A $1 billion three-year investment announced last year for ArcelorMittal Mexico will bring production capacity to 5.3 million metric tons and significantly enhance the proportion of higher added-value products in its product mix. The new hot strip mill will increase ArcelorMittal Mexico’s flat rolled steel capacity to 2.5 million metric tons, long steel to 1.8 million tons, and the remainder will be semi-finished slabs. Completion is expected in Q2 2020.

Modernization of ArcelorMittal Dofasco in Canada includes installation of two new coilers and runout tables to replace three end-of-life coilers. The strip cooling system will be upgraded and include innovative power cooling technology to improve product capability. Project completion is targeted for 2020, the company said.

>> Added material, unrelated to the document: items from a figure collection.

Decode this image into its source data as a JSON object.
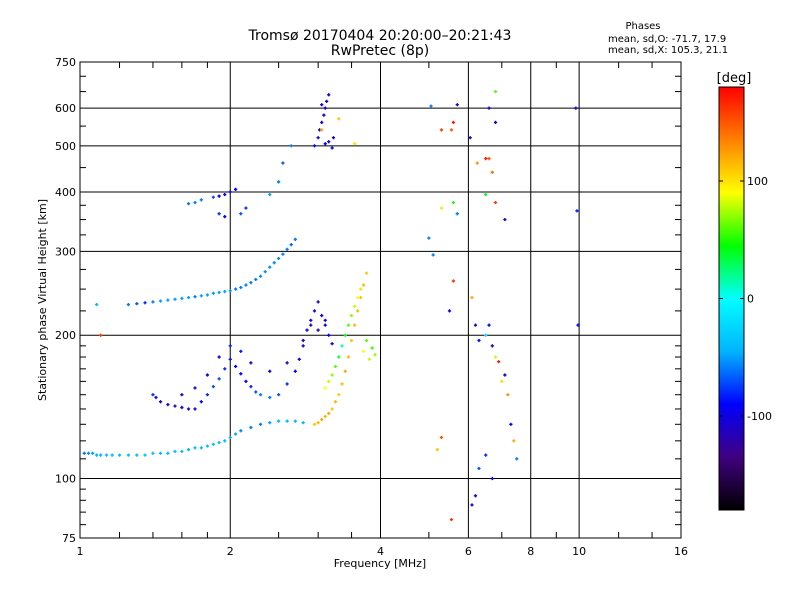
{
  "chart_data": {
    "type": "scatter",
    "title": "Tromsø 20170404 20:20:00–20:21:43",
    "subtitle": "RwPretec (8p)",
    "xlabel": "Frequency [MHz]",
    "ylabel": "Stationary phase Virtual Height [km]",
    "x_scale": "log",
    "y_scale": "log",
    "xlim": [
      1,
      16
    ],
    "ylim": [
      75,
      750
    ],
    "x_ticks": [
      1,
      2,
      4,
      6,
      8,
      10,
      16
    ],
    "x_tick_labels": [
      "1",
      "2",
      "4",
      "6",
      "8",
      "10",
      "16"
    ],
    "y_ticks": [
      75,
      100,
      200,
      300,
      400,
      500,
      600,
      750
    ],
    "y_tick_labels": [
      "75",
      "100",
      "200",
      "300",
      "400",
      "500",
      "600",
      "750"
    ],
    "grid": true,
    "phase_info": {
      "heading": "Phases",
      "o_line": "mean, sd,O: -71.7, 17.9",
      "x_line": "mean, sd,X: 105.3, 21.1"
    },
    "colorbar": {
      "label": "[deg]",
      "range": [
        -180,
        180
      ],
      "tick_values": [
        100,
        0,
        -100
      ],
      "tick_labels": [
        "100",
        "0",
        "-100"
      ],
      "colormap": [
        "#000000",
        "#40007f",
        "#0000ff",
        "#00b4ff",
        "#00ffff",
        "#00ff00",
        "#ffff00",
        "#ff8000",
        "#ff0000"
      ]
    },
    "series": [
      {
        "points": [
          [
            1.02,
            113,
            -60
          ],
          [
            1.04,
            113,
            -55
          ],
          [
            1.06,
            113,
            -50
          ],
          [
            1.08,
            112,
            -45
          ],
          [
            1.1,
            112,
            -45
          ],
          [
            1.13,
            112,
            -40
          ],
          [
            1.16,
            112,
            -40
          ],
          [
            1.2,
            112,
            -40
          ],
          [
            1.25,
            112,
            -40
          ],
          [
            1.3,
            112,
            -40
          ],
          [
            1.35,
            112,
            -40
          ],
          [
            1.4,
            113,
            -40
          ],
          [
            1.45,
            113,
            -40
          ],
          [
            1.5,
            113,
            -40
          ],
          [
            1.55,
            114,
            -40
          ],
          [
            1.6,
            114,
            -40
          ],
          [
            1.65,
            115,
            -40
          ],
          [
            1.7,
            116,
            -40
          ],
          [
            1.75,
            116,
            -40
          ],
          [
            1.8,
            117,
            -40
          ],
          [
            1.85,
            118,
            -40
          ],
          [
            1.9,
            119,
            -40
          ],
          [
            1.95,
            120,
            -40
          ],
          [
            2.0,
            122,
            -45
          ],
          [
            2.05,
            124,
            -50
          ],
          [
            2.1,
            126,
            -55
          ],
          [
            2.2,
            128,
            -60
          ],
          [
            2.3,
            130,
            -60
          ],
          [
            2.4,
            131,
            -50
          ],
          [
            2.5,
            132,
            -40
          ],
          [
            2.6,
            132,
            -40
          ],
          [
            2.7,
            132,
            -40
          ],
          [
            2.8,
            131,
            -45
          ]
        ]
      },
      {
        "points": [
          [
            1.08,
            232,
            -40
          ],
          [
            1.25,
            232,
            -60
          ],
          [
            1.3,
            233,
            -70
          ],
          [
            1.35,
            234,
            -80
          ],
          [
            1.4,
            235,
            -60
          ],
          [
            1.45,
            236,
            -50
          ],
          [
            1.5,
            237,
            -50
          ],
          [
            1.55,
            238,
            -50
          ],
          [
            1.6,
            239,
            -50
          ],
          [
            1.65,
            240,
            -50
          ],
          [
            1.7,
            241,
            -60
          ],
          [
            1.75,
            242,
            -50
          ],
          [
            1.8,
            243,
            -50
          ],
          [
            1.85,
            245,
            -50
          ],
          [
            1.9,
            246,
            -50
          ],
          [
            1.95,
            247,
            -50
          ],
          [
            2.0,
            248,
            -50
          ],
          [
            2.05,
            250,
            -60
          ],
          [
            2.1,
            252,
            -60
          ],
          [
            2.15,
            255,
            -60
          ],
          [
            2.2,
            258,
            -60
          ],
          [
            2.25,
            262,
            -60
          ],
          [
            2.3,
            266,
            -55
          ],
          [
            2.35,
            272,
            -55
          ],
          [
            2.4,
            278,
            -55
          ],
          [
            2.45,
            284,
            -55
          ],
          [
            2.5,
            290,
            -55
          ],
          [
            2.55,
            296,
            -60
          ],
          [
            2.6,
            303,
            -60
          ],
          [
            2.65,
            310,
            -65
          ],
          [
            2.7,
            318,
            -60
          ]
        ]
      },
      {
        "points": [
          [
            1.4,
            150,
            -80
          ],
          [
            1.42,
            148,
            -100
          ],
          [
            1.45,
            145,
            -120
          ],
          [
            1.5,
            143,
            -110
          ],
          [
            1.55,
            142,
            -120
          ],
          [
            1.6,
            141,
            -100
          ],
          [
            1.65,
            140,
            -110
          ],
          [
            1.7,
            140,
            -100
          ],
          [
            1.75,
            145,
            -90
          ],
          [
            1.8,
            150,
            -80
          ],
          [
            1.85,
            156,
            -70
          ],
          [
            1.9,
            162,
            -75
          ],
          [
            1.95,
            170,
            -80
          ],
          [
            2.0,
            178,
            -85
          ],
          [
            2.05,
            172,
            -90
          ],
          [
            2.1,
            166,
            -95
          ],
          [
            2.15,
            160,
            -90
          ],
          [
            2.2,
            156,
            -80
          ],
          [
            2.25,
            152,
            -70
          ],
          [
            2.3,
            150,
            -60
          ],
          [
            2.4,
            148,
            -60
          ],
          [
            2.5,
            150,
            -70
          ],
          [
            2.6,
            158,
            -80
          ],
          [
            2.7,
            168,
            -90
          ],
          [
            2.75,
            178,
            -95
          ],
          [
            2.8,
            190,
            -100
          ],
          [
            2.85,
            205,
            -95
          ],
          [
            2.9,
            215,
            -90
          ],
          [
            2.95,
            225,
            -100
          ],
          [
            3.0,
            235,
            -110
          ],
          [
            3.05,
            220,
            -100
          ],
          [
            3.1,
            210,
            -90
          ],
          [
            3.15,
            200,
            -95
          ],
          [
            3.2,
            192,
            -100
          ]
        ]
      },
      {
        "points": [
          [
            1.6,
            150,
            -100
          ],
          [
            1.7,
            155,
            -110
          ],
          [
            1.8,
            165,
            -100
          ],
          [
            1.9,
            180,
            -90
          ],
          [
            2.0,
            190,
            -80
          ],
          [
            2.1,
            185,
            -85
          ],
          [
            2.2,
            175,
            -95
          ],
          [
            2.4,
            168,
            -100
          ],
          [
            2.6,
            175,
            -105
          ],
          [
            2.8,
            195,
            -110
          ],
          [
            2.9,
            210,
            -120
          ],
          [
            3.0,
            205,
            -115
          ],
          [
            3.1,
            215,
            -105
          ]
        ]
      },
      {
        "points": [
          [
            1.75,
            385,
            -60
          ],
          [
            1.85,
            390,
            -70
          ],
          [
            1.9,
            392,
            -90
          ],
          [
            1.95,
            395,
            -100
          ],
          [
            2.0,
            400,
            -100
          ],
          [
            2.05,
            405,
            -90
          ],
          [
            1.9,
            360,
            -80
          ],
          [
            1.95,
            355,
            -100
          ],
          [
            2.1,
            360,
            -70
          ],
          [
            2.15,
            370,
            -80
          ],
          [
            1.65,
            378,
            -60
          ],
          [
            1.7,
            380,
            -60
          ],
          [
            2.4,
            395,
            -50
          ],
          [
            2.5,
            420,
            -60
          ],
          [
            2.55,
            460,
            -70
          ],
          [
            2.65,
            500,
            -60
          ]
        ]
      },
      {
        "points": [
          [
            2.95,
            500,
            -90
          ],
          [
            3.0,
            520,
            -100
          ],
          [
            3.02,
            540,
            -100
          ],
          [
            3.05,
            560,
            -110
          ],
          [
            3.08,
            580,
            -100
          ],
          [
            3.1,
            600,
            -100
          ],
          [
            3.12,
            620,
            -110
          ],
          [
            3.15,
            640,
            -100
          ],
          [
            3.1,
            505,
            -95
          ],
          [
            3.15,
            510,
            -100
          ],
          [
            3.2,
            495,
            -90
          ],
          [
            3.22,
            520,
            -105
          ],
          [
            3.05,
            610,
            -95
          ]
        ]
      },
      {
        "points": [
          [
            2.95,
            130,
            110
          ],
          [
            3.0,
            131,
            115
          ],
          [
            3.05,
            133,
            120
          ],
          [
            3.1,
            135,
            115
          ],
          [
            3.15,
            137,
            120
          ],
          [
            3.2,
            140,
            110
          ],
          [
            3.25,
            145,
            115
          ],
          [
            3.3,
            150,
            110
          ],
          [
            3.35,
            158,
            115
          ],
          [
            3.4,
            168,
            120
          ],
          [
            3.45,
            180,
            115
          ],
          [
            3.5,
            195,
            110
          ],
          [
            3.55,
            210,
            115
          ],
          [
            3.6,
            225,
            115
          ],
          [
            3.65,
            240,
            110
          ],
          [
            3.7,
            255,
            115
          ],
          [
            3.75,
            270,
            110
          ]
        ]
      },
      {
        "points": [
          [
            3.1,
            155,
            90
          ],
          [
            3.15,
            160,
            80
          ],
          [
            3.2,
            165,
            70
          ],
          [
            3.25,
            172,
            60
          ],
          [
            3.3,
            180,
            30
          ],
          [
            3.35,
            190,
            10
          ],
          [
            3.4,
            200,
            40
          ],
          [
            3.45,
            210,
            60
          ],
          [
            3.5,
            220,
            70
          ],
          [
            3.55,
            230,
            80
          ],
          [
            3.6,
            240,
            90
          ],
          [
            3.65,
            250,
            100
          ],
          [
            3.7,
            185,
            90
          ],
          [
            3.8,
            178,
            80
          ],
          [
            3.9,
            182,
            70
          ],
          [
            3.75,
            195,
            60
          ],
          [
            3.85,
            188,
            55
          ]
        ]
      },
      {
        "points": [
          [
            1.1,
            200,
            160
          ],
          [
            3.05,
            540,
            120
          ],
          [
            3.3,
            570,
            110
          ],
          [
            3.55,
            505,
            100
          ],
          [
            5.05,
            606,
            -60
          ],
          [
            5.3,
            540,
            160
          ],
          [
            5.55,
            540,
            150
          ],
          [
            5.6,
            560,
            170
          ],
          [
            5.7,
            610,
            -100
          ],
          [
            6.05,
            520,
            -110
          ],
          [
            6.25,
            460,
            130
          ],
          [
            6.5,
            470,
            170
          ],
          [
            6.6,
            470,
            150
          ],
          [
            6.7,
            440,
            140
          ],
          [
            6.8,
            380,
            160
          ],
          [
            7.1,
            350,
            -100
          ],
          [
            6.8,
            560,
            -90
          ],
          [
            6.6,
            600,
            -100
          ],
          [
            6.5,
            395,
            40
          ],
          [
            5.6,
            380,
            50
          ],
          [
            5.3,
            370,
            100
          ],
          [
            5.7,
            360,
            -60
          ],
          [
            5.0,
            320,
            -60
          ],
          [
            5.1,
            295,
            -60
          ],
          [
            5.5,
            225,
            -100
          ],
          [
            5.6,
            260,
            160
          ],
          [
            6.8,
            650,
            60
          ],
          [
            6.1,
            240,
            120
          ],
          [
            6.2,
            210,
            -120
          ],
          [
            6.3,
            195,
            -90
          ],
          [
            6.5,
            200,
            -20
          ],
          [
            6.6,
            210,
            -90
          ],
          [
            6.7,
            190,
            -100
          ],
          [
            6.8,
            180,
            80
          ],
          [
            6.9,
            176,
            170
          ],
          [
            7.0,
            160,
            100
          ],
          [
            7.1,
            165,
            -110
          ],
          [
            7.2,
            150,
            130
          ],
          [
            7.3,
            130,
            -90
          ],
          [
            7.4,
            120,
            120
          ],
          [
            7.5,
            110,
            -60
          ],
          [
            5.2,
            115,
            110
          ],
          [
            5.3,
            122,
            150
          ],
          [
            6.3,
            105,
            -70
          ],
          [
            6.5,
            112,
            -80
          ],
          [
            6.7,
            100,
            -90
          ],
          [
            5.55,
            82,
            160
          ],
          [
            6.1,
            88,
            -110
          ],
          [
            6.2,
            92,
            -100
          ],
          [
            9.85,
            600,
            -100
          ],
          [
            9.9,
            365,
            -80
          ],
          [
            9.95,
            210,
            -90
          ]
        ]
      }
    ]
  }
}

ArcelorMittal’s joint venture AM/NS Calvert is in the crosshairs of several tariff issues with 4 million metric tons of slabs coming in from Brazil and Mexico, as well as the company’s U.S. facilities. Aditya Mittal explained that 1 million tons comes from Ternium in Brazil that is linked to HRC pricing. “The pricing completely reflects its HRC prices in the U.S. minus a certain dollar amount … and reflects the changes in the U.S. market.” Some of Calvert’s slabs come from ArcelorMittal’s U.S. facilities and the rest from a quota arrangement with another of the company’s Brazilian facilities. Calvert also buys ArcelorMittal Mexico slabs, which are then exported back to Mexico as hot band.

“All those costs and gains accrue to ArcelorMittal,” said Mittal. Nippon Steel as an equity partner gets an equity rate of return based on Calvert’s utilization rate. Some of the gains are captured by the Mexican business, because they get higher pricing for the slabs, and some of the gains are captured by the Brazilian business. The rest of the gains are embedded in the NAFTA EBITDA of Calvert, said Mittal. The utilization rate at Calvert was 88 percent due to a six-day planned outage in the second quarter.

ArcelorMittal said it welcomes the provisional safeguards in place in Europe that will guard against unfairly traded imports; however, global excess capacity remains an issue along with government subsidies.

Recent trade actions have acted as a catalyst for supply-side reform and as a result capacity utilization rates have improved, said Mittal. He added that supply reform is most pronounced in China where there has been a structural reduction of capacity.

“As a result you see the demand/supply balance is much better, capacity utilization is much higher. That’s structural; that capacity is not coming back,” said Mittal.

He also noted that China’s Blue Sky initiative means that winter closures may last longer to reduce the environmental impact.

“So the supply story is good in China,” said Mittal. “Obviously, the story is not complete, because they’re still exporting steel and there’s still some market distorting impacts. Therefore, trade action is relevant on a global basis.”

Antidumping and anti-subsidy cases were the story of 2017 and 2018, said Mittal, with action taken in Europe, the U.S. and other countries. More recent action includes Section 232 and safeguards, however. Mittal questioned the timing and length of such measures, seeming to favor AD/CVD measures. “The anti-dumping measures and anti-subsidy measures typically last five years and typically get extended by another five years,” he said.